The recommendation algorithm can also be used for more personalized email marketing campaigns to BN members wherein every month TopMatch books alerts will be sent instead of generic email ads.
- Perform SMOTE data balancing and other penalizing models to check if better ROC, sensitivity, and specificity can be achieved
- Add more book features such as pricing via scraping to understand price sensitivity of customers
- Identify interesting customer clusters after the addition of more features
Sources & Credits
- Book Crossing Dataset
- Barnes & Noble website
- Amazon Website
- Collective Intelligence
- Collaborative Filtering : Implementation with Python
Appendix A - Experiment & Observation
Appendix B - Imputation
- BRCF.1.Baseline.ipynb is used to check Caraciolo's implementation against the Book-Crossing Dataset.
- Our baseline model produced same results as shown in Caraciolo's article.
- However, we observed many exceptions occurred during data loading and Caraaciolo only utilized non-zero ratings:
- There are 1,149,781 ratings in BX-Book-Ratings.csv.
- When loading it to Caraciolo's implementation, there is 1 Value exception and are 49,818 Key exceptions.
- There are only 383,853 non-zero ratings used to build dictionary prefs (for user-based filter) which has 77,805 entries.
- We believe we can treat zero ratings as missing values and impute them with average rating.
- Let say 100 users bought the Book-A, but only 10 user provided ratings.
- We can compute average rating for Book-A based on 10 user ratings and then feed it back to 90 zero-ratings.
- Like a lot of Amazon customers, they buy book without feedback. But they see the average rating from customers who provided ratings.
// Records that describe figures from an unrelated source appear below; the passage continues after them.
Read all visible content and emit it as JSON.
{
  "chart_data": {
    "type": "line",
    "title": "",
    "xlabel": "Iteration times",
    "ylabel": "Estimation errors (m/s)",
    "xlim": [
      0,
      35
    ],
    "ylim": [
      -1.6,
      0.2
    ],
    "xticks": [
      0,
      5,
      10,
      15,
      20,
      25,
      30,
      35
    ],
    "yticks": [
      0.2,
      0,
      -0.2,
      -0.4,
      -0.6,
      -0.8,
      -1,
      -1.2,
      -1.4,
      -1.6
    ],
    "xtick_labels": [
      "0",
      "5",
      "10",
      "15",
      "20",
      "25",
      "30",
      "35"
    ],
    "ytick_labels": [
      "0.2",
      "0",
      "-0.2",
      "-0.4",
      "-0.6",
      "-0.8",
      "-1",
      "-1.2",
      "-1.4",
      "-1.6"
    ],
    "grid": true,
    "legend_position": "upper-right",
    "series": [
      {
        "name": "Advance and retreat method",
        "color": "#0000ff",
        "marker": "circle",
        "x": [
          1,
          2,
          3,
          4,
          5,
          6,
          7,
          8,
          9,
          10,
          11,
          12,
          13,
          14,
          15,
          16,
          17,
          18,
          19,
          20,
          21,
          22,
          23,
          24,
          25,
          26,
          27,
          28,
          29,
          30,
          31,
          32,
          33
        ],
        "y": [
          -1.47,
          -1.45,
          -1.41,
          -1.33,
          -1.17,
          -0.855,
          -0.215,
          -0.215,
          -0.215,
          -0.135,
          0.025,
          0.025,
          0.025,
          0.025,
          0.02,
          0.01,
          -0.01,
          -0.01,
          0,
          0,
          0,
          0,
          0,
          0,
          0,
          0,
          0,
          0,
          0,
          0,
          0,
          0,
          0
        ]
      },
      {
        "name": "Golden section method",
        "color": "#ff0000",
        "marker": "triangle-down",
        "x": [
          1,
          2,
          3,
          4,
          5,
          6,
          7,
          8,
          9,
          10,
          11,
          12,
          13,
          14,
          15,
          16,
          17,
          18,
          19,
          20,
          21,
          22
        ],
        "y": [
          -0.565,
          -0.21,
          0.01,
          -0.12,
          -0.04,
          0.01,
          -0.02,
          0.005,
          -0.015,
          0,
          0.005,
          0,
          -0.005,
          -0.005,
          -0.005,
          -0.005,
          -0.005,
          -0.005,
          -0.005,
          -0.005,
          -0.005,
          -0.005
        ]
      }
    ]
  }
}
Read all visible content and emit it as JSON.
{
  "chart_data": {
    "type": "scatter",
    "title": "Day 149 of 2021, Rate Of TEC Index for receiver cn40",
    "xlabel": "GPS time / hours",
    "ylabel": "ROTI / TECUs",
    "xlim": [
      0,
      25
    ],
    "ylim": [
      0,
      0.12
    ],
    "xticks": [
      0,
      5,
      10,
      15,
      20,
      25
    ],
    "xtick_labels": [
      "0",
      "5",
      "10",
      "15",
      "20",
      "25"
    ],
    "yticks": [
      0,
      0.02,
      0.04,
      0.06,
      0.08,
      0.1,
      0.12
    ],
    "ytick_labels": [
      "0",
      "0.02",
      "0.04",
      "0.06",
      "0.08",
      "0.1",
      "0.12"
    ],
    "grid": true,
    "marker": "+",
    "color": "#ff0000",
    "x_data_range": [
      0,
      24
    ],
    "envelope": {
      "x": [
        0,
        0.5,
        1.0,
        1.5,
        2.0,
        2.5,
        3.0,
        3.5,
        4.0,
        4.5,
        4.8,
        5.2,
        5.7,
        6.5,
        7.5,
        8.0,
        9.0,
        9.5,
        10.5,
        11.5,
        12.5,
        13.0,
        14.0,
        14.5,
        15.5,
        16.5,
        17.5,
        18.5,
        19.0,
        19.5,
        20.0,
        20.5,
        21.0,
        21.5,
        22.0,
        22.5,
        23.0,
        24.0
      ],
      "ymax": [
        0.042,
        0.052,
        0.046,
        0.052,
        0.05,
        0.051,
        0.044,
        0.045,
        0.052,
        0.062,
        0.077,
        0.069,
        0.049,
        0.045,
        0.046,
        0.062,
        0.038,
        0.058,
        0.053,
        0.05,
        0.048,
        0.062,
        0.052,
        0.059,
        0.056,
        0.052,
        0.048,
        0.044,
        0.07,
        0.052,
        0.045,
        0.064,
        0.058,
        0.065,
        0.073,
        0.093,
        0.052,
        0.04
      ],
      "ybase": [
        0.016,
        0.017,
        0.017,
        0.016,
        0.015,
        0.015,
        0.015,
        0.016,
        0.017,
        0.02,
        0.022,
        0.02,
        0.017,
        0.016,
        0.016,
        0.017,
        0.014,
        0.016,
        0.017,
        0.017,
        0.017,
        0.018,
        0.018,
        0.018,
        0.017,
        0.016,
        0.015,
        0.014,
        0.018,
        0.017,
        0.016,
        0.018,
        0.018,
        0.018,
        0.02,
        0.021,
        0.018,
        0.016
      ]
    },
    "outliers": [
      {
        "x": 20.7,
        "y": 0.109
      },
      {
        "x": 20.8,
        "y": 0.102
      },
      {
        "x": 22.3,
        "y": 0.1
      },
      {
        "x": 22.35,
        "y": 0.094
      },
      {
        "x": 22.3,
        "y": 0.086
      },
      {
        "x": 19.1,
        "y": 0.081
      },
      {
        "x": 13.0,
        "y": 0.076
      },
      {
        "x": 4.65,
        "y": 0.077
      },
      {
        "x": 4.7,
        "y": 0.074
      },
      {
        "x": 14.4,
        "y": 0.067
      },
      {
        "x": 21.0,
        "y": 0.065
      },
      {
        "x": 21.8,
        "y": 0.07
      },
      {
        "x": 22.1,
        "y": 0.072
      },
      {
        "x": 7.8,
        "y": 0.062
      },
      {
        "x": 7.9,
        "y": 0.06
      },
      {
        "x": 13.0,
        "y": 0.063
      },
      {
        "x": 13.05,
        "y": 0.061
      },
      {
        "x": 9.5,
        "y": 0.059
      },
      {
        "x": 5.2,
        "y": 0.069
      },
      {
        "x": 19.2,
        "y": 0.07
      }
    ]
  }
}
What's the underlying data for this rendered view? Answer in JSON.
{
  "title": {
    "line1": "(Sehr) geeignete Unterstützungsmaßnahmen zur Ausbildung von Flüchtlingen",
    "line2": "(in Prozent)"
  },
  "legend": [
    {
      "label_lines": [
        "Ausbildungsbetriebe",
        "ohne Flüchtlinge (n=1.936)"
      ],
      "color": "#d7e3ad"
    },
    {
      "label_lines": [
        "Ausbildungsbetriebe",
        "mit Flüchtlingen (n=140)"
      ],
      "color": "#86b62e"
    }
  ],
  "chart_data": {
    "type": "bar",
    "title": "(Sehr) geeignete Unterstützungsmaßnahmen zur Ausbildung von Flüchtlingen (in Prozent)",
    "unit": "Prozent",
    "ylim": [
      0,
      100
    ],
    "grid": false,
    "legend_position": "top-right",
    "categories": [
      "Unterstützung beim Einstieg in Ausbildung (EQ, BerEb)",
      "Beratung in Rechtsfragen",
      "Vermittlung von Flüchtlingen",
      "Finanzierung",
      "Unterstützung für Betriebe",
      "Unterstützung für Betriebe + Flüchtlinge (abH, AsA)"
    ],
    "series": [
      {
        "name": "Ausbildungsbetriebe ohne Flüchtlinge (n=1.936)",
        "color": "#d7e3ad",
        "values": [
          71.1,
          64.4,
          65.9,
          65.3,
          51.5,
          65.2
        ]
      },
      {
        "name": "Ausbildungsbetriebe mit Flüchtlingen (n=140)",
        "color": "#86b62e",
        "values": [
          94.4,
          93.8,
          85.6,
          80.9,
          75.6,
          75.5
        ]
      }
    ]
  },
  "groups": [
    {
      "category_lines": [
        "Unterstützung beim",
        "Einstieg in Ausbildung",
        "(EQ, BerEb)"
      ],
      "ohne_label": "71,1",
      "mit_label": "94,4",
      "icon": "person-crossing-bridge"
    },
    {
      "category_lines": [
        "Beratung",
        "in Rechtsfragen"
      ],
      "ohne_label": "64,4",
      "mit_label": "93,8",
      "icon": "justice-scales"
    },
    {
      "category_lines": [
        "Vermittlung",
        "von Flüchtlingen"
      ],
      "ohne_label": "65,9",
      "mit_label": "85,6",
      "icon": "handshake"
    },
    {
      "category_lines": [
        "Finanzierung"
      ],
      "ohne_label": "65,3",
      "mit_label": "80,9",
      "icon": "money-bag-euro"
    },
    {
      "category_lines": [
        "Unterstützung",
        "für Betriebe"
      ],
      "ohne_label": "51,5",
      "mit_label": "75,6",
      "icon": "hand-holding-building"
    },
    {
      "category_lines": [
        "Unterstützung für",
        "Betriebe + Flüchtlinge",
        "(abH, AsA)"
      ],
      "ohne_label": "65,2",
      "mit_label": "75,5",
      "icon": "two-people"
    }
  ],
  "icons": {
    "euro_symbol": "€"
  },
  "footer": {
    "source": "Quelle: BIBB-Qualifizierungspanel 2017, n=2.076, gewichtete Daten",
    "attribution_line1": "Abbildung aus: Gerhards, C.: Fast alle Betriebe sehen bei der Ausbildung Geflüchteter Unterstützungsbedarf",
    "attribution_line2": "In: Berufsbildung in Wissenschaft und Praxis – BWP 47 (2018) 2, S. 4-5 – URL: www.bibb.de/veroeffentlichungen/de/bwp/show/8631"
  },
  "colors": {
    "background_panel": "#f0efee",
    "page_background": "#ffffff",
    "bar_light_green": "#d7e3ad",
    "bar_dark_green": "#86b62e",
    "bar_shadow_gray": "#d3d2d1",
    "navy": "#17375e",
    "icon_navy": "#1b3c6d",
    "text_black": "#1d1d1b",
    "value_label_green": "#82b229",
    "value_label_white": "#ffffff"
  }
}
Thus, one can argue that they implicitly agree with the average rating posted on Amazon.
Following steps are our approach for such imputation.
- BRCF.2.CleanerData.ipynb is used to capture what Caraciolo's implementation used from BX-Books and BX-Book-Ratings and save them in true comma-seaparate files: MC.Books.csv and MC.Ratings.csv.
- We also need to eliminate one line from MC.Ratings.csv with editor:
- Line "130499,,.0330486187,6" as there are more than 3 fields
- BRCF.3.VerifyData.ipynb is used to verify MC.Books.csv and MC.Ratings.csv.
- MC.Books.csv and MC.Ratings.csv produced same results as shown in Caraciolo's article.
- BRCF.4.ImputeImplicit.ipynb is used to create Good.Ratings.csv which replace zero ratings with average ratings if available.
- We read 1,149,781 from BX-Book-Ratings.csv.
- 433,671 have non-zero ratings; thus, no impute needed.
- We use average ratings for 494,024 records.
- We can only use zero rating for 222,085 records as buyers of those books not provide rating.
- We wrote 1,149,780 records to Good.ratings.csv
- Thus, we double ratings available for building CF.
- BRCF.5.DataImpact.ipynb is to re-examine our baseline model using two times more ratings from Good.Ratings.csv.
- As expected, more ratings changed the recommendations.
Appendix C- Data Structure for Collaborative Filtering
We used two types of 2D matrices, implemented using Python dictionary, to capture the user-item-rating information.
To provide recommendation for a user, 2D prefs matrix will have users as rows and items as columns; i.e., rating stores as prefs<user><item>. We provide two prefs matrices:
- prefsLess which is based on non-zero ratings from original dataset.
- prefsMore which includes prefsLess plus additional non-zero ratings by imputing average ratings.
To provide recommendation for an item, 2D critics matrix will have items as rows and users as columns; i.e., rating stores as critics<item><user>. We provide two critics matrices:
- criticsLess which is just a re-arrangement of prefsLess.
- criticsMore which is just a re-arrangement of prefsMore.